Вдруг звон раздается - то звон оплеухи
От справедливой, тяжелой руки.
- Ну и что дальше?
- А то дальше, что этот самый Бодяга работает в заводской котельной истопником!
- Как?! - вскричал Удальцов. - Опять?!
- Что опять?
- Да то опять, что при Советах все неординарные поэты, философы, музыканты, художники сплошь работали истопниками, чтобы их не посадили за тунеядство - была такая идиотская статья, - и чтобы хоть как-то существовать.
- Этого я не знал. Обидно: отличный пропал сюжет.
- Сюжетов у тебя пруд пруди, а настоящей отдачи нет! Как, например, обстоят дела с фельетоном насчет Бургонского, про два чемодана долларов США?
Сампсонов смутился, внимательно посмотрел на свои ногти, потом сказал:
- По правде говоря, мне сейчас обличать Бургонского не с руки. Видишь ли, тут он мне предложил через третьи руки издать мой приключенческий роман за свой счет, причем неограниченным тиражом. Я понимаю, что это постыдный факт, потому что он, наверное, прослышал про фельетон, Любка Чистякова поди разнесла, мымра такая, но ты посуди: как по-другому мне пробиться в большую литературу, где деньги, слава, квартира в областном центре, и тебя регулярно показывают по ящику, как "звезду"?!
Помолчали.
- Скучно все это, брат, - сказал Удальцов и застучал пальцами по столу.
В обеденный час он зашел в заводскую столовую, слопал свои котлеты и медленно побрел в сторону Дома культуры, где рассчитывал встретиться с Пашей Самочкиным и отвести душу за разговором о том о сем.
Закадычный приятель сидел в своем классе под лестницей и учил баяну маленького вихрастого мальчишку, которого за инструментом было толком не разглядеть. Удальцов посидел в сторонке, дожидаясь конца урока, и когда мальчишка покинул класс, еле волоча футляр из черной фибры, Паша Самочкин подсел к приятелю и спросил:
- Ты, Петя, часом не приболел?
- С чего ты взял?
- Да вид у тебя какой-то… что называется, никакой.

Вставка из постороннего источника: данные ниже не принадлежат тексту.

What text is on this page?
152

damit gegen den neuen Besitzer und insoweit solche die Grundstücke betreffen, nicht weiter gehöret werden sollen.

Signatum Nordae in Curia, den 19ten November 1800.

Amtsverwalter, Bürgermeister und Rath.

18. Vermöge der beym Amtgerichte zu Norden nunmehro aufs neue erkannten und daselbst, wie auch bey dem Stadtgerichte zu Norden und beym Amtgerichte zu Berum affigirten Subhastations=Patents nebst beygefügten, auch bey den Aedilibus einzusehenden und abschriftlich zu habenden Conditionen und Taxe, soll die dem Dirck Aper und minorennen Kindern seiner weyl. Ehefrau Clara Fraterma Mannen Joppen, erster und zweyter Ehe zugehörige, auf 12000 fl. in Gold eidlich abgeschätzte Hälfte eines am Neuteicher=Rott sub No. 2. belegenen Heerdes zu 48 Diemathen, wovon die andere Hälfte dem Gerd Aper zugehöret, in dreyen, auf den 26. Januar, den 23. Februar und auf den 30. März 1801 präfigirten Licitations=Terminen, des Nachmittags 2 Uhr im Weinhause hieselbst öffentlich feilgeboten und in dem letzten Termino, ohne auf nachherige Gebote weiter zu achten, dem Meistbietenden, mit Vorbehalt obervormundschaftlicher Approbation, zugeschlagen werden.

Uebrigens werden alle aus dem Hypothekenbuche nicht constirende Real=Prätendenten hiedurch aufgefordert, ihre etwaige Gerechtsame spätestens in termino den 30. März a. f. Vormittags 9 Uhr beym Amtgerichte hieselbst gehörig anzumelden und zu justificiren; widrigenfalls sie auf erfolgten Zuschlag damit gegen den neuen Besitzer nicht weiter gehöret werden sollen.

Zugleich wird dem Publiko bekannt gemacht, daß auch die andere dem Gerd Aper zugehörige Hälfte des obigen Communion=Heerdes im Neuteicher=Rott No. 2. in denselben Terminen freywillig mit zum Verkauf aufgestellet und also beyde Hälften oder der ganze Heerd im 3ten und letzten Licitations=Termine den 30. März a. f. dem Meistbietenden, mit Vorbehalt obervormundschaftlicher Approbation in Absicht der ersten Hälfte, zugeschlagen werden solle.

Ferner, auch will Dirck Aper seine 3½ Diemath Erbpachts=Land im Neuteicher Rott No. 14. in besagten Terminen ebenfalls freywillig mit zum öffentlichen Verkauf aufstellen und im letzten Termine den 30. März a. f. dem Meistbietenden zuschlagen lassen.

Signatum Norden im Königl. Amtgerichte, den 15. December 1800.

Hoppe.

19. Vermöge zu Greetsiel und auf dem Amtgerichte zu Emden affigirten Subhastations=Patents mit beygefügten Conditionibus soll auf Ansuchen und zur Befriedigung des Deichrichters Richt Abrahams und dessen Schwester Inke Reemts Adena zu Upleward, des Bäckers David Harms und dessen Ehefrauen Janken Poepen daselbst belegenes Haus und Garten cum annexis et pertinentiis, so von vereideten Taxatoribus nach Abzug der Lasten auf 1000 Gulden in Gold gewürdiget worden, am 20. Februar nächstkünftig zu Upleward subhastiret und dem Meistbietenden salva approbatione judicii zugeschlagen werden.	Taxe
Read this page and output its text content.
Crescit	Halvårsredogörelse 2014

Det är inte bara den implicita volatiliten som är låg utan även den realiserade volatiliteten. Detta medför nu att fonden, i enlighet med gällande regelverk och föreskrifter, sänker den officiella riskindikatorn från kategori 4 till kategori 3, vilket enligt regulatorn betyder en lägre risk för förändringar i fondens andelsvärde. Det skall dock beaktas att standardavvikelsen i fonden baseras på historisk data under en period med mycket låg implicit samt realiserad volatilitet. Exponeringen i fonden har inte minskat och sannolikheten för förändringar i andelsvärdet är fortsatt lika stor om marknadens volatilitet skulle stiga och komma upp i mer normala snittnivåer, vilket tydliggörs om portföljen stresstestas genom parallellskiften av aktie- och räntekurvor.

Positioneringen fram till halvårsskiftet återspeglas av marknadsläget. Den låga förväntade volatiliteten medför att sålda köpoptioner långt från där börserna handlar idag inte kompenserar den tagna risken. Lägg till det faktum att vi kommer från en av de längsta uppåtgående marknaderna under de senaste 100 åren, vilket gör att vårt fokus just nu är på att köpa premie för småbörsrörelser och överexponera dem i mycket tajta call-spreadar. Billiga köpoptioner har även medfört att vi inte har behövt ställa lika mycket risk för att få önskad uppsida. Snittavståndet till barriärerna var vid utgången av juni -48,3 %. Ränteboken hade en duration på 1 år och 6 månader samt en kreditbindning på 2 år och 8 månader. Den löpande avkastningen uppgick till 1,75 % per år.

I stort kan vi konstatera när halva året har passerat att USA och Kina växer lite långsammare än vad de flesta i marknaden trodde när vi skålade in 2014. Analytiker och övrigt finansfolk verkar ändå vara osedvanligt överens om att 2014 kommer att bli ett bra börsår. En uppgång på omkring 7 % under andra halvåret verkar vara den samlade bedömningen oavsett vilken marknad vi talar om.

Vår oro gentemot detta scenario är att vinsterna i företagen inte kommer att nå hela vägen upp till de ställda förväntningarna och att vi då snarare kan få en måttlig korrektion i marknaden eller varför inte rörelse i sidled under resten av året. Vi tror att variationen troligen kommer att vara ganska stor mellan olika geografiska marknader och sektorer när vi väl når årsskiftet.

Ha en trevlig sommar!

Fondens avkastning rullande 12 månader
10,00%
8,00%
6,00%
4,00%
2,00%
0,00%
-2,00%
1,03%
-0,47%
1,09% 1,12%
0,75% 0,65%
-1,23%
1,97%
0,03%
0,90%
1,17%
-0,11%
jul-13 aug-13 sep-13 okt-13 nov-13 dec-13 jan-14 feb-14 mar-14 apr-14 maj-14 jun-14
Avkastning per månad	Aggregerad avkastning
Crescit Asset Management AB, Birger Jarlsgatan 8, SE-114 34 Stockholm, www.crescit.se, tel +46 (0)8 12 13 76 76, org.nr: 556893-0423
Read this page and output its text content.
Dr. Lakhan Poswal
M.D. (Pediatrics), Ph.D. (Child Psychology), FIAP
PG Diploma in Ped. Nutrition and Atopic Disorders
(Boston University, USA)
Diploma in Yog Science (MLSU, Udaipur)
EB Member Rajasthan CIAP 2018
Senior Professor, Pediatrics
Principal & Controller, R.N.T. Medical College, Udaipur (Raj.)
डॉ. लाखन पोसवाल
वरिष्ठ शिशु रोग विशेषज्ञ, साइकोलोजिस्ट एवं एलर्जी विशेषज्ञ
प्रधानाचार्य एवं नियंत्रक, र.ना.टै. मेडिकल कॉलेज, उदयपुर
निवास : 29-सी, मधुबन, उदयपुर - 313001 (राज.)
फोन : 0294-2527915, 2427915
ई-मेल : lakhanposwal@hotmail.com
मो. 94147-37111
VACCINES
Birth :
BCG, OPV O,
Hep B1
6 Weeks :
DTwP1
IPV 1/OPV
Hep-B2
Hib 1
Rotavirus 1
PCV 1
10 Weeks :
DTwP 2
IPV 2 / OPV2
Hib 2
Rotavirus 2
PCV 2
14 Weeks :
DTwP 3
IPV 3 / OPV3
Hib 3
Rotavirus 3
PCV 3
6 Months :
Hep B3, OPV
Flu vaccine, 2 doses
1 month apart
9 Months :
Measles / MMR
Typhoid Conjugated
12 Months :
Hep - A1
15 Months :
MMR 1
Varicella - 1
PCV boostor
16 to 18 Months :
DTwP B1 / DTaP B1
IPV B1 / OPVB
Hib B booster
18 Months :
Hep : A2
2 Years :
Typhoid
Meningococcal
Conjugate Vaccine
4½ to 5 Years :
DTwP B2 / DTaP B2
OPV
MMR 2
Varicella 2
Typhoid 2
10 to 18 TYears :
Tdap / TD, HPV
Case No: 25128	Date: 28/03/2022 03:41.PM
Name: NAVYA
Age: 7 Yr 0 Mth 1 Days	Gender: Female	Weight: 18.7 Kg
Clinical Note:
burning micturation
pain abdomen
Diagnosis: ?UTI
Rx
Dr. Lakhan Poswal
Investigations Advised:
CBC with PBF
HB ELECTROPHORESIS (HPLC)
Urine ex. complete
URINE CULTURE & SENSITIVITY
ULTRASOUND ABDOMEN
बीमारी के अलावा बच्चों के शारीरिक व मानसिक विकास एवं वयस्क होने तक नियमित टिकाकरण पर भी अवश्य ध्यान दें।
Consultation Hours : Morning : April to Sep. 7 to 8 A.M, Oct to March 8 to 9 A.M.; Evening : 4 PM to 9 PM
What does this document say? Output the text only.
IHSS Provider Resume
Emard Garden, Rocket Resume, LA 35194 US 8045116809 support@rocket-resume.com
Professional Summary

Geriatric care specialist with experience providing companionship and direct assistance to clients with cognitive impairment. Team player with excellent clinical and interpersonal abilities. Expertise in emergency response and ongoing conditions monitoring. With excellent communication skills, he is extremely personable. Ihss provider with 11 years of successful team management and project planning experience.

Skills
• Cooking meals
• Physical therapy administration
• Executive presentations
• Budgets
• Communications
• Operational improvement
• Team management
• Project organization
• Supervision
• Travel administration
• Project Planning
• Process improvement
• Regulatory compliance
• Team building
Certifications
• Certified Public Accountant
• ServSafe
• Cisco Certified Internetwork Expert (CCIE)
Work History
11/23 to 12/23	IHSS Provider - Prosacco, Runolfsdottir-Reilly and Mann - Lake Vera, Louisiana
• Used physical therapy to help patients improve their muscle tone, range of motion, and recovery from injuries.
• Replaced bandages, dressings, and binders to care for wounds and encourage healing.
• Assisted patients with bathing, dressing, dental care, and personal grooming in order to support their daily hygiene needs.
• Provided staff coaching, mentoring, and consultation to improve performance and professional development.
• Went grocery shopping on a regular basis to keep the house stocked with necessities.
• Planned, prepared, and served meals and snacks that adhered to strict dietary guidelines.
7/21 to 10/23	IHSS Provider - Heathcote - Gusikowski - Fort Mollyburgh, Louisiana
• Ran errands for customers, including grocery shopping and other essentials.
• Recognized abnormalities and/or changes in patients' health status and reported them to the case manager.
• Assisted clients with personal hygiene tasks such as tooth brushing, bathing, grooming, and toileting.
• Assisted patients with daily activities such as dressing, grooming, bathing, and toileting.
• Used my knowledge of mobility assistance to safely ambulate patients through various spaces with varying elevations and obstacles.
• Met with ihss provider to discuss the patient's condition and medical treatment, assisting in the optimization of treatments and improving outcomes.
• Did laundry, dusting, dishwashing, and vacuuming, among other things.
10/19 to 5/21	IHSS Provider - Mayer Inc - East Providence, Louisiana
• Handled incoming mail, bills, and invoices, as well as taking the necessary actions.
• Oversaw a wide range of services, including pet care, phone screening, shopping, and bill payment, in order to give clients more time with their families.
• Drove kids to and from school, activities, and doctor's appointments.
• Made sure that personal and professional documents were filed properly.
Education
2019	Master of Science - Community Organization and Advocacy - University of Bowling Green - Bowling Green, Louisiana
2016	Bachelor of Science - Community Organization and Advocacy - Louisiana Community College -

- Я совершенно здоров. Это все так… тоска. "Пахондрия", как у драматурга Островского выражался один герой.
- Конкретная причина есть?
- Конкретной причины нет. Впрочем, сейчас у меня был разговор с одним недоумком, который навел меня на такую мысль: куда, зачем и почему рвется человек из тенет обыкновенной жизни, из захудалого, Богом забытого городка, отчего он так неспокоен, даже панически беспокоен, как зверек, который попался в сеть?
- Ну, во-первых, "рвется", - сказал Паша Самочкин, - один человек из ста. Хотя это тоже немало и, в сущности, указывает на тенденцию, феномен.
- Феномен, - поправил приятеля Удальцов.